For the pause in sense after εὖ, cp. 52, 288, 610, El. 1036, Aesch. Eum. 87. τελεσφόρον χάριν, a requital (1484) fraught with fulfilment (of my promise). σφιν is most naturally taken here, with the schol., as=“αὐτῷ”, seeing that vv. 1486 f. refer to Theseus alone; though it is tenable as=“αὐτοῖς”, i.e. Theseus and his people. The evidence for σφιν as dat. sing. is slender; but in Hom.

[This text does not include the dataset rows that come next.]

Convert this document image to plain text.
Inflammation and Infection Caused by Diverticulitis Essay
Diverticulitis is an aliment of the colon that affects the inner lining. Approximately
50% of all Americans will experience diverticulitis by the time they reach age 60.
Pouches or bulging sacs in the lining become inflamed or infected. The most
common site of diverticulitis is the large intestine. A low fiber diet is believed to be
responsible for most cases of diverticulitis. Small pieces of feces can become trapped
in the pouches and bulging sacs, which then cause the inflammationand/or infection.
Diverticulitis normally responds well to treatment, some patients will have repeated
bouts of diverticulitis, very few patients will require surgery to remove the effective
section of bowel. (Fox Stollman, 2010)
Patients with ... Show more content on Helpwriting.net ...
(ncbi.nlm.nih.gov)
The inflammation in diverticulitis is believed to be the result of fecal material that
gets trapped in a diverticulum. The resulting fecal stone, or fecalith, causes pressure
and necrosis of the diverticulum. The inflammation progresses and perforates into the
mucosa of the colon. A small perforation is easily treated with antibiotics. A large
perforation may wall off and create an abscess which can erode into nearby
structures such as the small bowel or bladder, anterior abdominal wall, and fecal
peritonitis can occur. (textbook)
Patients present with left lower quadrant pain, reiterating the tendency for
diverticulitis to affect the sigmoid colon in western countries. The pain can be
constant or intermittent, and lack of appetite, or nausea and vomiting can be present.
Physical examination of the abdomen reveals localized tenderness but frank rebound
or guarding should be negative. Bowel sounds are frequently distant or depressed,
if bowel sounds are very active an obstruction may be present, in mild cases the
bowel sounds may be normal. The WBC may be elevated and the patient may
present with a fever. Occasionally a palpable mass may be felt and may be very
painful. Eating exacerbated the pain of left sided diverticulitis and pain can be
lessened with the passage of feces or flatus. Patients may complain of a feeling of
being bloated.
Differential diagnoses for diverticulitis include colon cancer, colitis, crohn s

Hymn. 19.19 “σὺν δέ σφιν” ought to mean “σὺν Πανί”, and in Hymn. 30. 9 we have “βρίθει μέν σφιν ἄρουρα φερέσβιος, ἠδὲ κατ᾽ ἀγροὺς
κτήνεσιν εὐθηνεῖ, οἶκος δ᾽ ἐμπίπλαται ἐσθλῶν
”, where σφιν should refer to “ὁ δ᾽ ὄλβιος” shortly before, and the subject to “εὐθηνεῖ” seems clearly to be the man, not “ἄρουρα”. As to Aesch. Pers. 759, it is a case exactly parallel with ours here: i.e. σφιν would most naturally refer to Xerxes alone, but might refer to Xerxes and his advisers (“τοῖς προτρεψαμένοις” schol.). In Pind. Pyth. 9.116, again, “σφιν” might mean Antaeus and his family. Lycophron 1142 seems to have meant “σφι” for “αὐτῷ”, as the schol. thought. On the whole, it appears unsafe to deny that poetry sometimes admitted the use. τυγχάνων=“ὅτε ἐτύγχανον” (“ὧν ᾔτησα”), cp. 579 ff. The absol. use is made easier by “ἀνθ᾽ ὦν ἔπασχον εὖ”.